The message also reinforces the importance of the assistant's investigative methodology: tracing memory ownership through the call chain, examining both the Rust and C++ sides, and verifying assumptions by reading the actual code rather than relying on mental models. The assistant's suspicion about memory accumulation led to the deeper discovery of a concurrency bug — a reminder that performance investigations often uncover correctness issues.
The Broader Significance
This message exemplifies a class of bugs that are becoming increasingly common as systems programmers adopt asynchronous, split-phase APIs for GPU acceleration. The tension between performance (returning early to overlap work) and safety (ensuring all data lives long enough for background threads) is a fundamental challenge in heterogeneous computing. The Rust/C++ FFI boundary is particularly treacherous because Rust's ownership model (which would prevent this bug at compile time) is invisible to the C++ compiler.

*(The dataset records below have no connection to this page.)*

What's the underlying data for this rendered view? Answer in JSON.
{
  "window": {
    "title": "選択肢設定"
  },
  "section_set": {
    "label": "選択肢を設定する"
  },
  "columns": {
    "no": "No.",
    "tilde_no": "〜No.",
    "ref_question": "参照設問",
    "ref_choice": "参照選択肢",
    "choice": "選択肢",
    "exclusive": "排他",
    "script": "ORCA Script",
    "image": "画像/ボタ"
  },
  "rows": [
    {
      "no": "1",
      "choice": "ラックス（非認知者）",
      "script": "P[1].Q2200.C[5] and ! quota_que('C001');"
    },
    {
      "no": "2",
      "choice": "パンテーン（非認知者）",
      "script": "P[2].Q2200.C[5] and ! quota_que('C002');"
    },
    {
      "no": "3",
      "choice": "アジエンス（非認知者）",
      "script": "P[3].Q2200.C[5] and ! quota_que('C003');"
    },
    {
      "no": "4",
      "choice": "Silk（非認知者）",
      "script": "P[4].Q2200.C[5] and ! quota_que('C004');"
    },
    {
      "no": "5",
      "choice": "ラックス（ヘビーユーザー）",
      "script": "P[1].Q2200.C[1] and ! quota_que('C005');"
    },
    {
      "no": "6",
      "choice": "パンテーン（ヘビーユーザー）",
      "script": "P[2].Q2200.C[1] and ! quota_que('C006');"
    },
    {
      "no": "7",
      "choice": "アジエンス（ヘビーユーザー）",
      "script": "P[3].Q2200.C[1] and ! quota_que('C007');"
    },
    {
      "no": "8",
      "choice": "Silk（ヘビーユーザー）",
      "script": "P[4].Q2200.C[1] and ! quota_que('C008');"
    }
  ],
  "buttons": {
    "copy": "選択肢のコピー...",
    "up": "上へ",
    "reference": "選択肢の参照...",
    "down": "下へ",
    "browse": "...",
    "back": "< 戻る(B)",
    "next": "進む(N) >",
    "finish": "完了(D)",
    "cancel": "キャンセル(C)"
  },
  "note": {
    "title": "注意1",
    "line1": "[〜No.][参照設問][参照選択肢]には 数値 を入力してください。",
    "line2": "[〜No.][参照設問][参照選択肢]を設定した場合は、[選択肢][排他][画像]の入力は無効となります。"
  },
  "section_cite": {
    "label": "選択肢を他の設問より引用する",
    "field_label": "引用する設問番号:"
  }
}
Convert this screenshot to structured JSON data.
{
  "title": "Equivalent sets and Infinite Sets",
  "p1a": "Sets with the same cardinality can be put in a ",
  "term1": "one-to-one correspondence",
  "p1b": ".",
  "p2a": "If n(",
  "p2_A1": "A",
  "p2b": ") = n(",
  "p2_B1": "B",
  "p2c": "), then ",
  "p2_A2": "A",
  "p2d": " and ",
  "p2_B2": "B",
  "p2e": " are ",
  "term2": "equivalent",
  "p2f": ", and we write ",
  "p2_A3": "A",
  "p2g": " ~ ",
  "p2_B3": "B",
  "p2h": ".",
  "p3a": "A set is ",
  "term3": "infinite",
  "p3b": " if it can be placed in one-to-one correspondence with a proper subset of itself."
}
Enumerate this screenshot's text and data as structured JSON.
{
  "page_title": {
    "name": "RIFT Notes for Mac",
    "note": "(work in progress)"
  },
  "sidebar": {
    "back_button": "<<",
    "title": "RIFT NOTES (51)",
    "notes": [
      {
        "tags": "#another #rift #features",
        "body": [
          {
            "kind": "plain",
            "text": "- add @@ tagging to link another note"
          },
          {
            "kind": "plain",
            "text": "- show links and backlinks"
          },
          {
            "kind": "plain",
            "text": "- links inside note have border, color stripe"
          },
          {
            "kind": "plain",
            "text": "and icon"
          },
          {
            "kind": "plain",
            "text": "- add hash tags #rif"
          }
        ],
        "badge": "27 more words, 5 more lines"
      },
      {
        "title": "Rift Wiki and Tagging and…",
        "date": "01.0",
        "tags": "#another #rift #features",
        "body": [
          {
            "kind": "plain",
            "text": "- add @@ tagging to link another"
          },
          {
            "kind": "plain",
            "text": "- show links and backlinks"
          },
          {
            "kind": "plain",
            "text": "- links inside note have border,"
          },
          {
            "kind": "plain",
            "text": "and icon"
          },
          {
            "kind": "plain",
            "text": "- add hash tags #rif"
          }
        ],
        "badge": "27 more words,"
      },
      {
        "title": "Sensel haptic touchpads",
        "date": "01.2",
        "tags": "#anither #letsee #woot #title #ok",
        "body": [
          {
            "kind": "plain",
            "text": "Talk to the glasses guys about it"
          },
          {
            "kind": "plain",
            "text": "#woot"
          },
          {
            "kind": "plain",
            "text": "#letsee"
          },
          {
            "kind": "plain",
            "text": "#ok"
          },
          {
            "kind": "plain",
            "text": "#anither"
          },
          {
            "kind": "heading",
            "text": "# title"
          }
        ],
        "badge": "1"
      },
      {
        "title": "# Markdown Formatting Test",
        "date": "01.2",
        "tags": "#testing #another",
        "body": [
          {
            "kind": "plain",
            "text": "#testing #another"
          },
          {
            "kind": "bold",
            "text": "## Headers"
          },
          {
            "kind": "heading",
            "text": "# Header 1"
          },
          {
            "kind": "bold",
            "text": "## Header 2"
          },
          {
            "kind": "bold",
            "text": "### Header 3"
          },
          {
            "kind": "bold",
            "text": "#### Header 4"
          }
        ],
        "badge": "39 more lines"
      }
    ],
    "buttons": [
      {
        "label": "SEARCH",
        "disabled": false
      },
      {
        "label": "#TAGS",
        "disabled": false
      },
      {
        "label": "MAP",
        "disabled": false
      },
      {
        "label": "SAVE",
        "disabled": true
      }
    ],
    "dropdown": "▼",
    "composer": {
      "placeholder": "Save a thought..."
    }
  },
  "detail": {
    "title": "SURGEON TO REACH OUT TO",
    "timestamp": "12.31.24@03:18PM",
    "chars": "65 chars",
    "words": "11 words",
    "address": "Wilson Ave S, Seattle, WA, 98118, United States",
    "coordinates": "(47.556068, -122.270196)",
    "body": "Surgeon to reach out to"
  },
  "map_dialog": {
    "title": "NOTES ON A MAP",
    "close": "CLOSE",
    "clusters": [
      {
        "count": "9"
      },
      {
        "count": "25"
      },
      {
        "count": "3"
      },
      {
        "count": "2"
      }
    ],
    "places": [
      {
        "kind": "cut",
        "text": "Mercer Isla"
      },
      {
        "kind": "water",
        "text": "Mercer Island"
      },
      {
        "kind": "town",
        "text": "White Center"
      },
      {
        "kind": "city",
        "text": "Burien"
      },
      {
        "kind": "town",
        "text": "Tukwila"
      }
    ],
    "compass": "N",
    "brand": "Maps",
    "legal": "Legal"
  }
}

The fix — copying the provers array into the heap-allocated pending proof struct — is conceptually simple but has performance implications. Each copy adds latency and memory pressure. The assistant's subsequent work on memory optimization (early deallocation of NTT evaluation vectors, buffer tracking with atomic counters, and synthesis/GPU channel capacity tuning) represents the ongoing effort to balance these competing constraints.
In the end, the Phase 12 split API delivered a 2.4% throughput improvement while fixing a critical concurrency bug. But the journey to that result — the hours of tracing, the careful reading of C++ lambda captures, the realization that a "working" system was reading freed memory — is a testament to the complexity of modern GPU-accelerated cryptography and the rigor required to build it safely.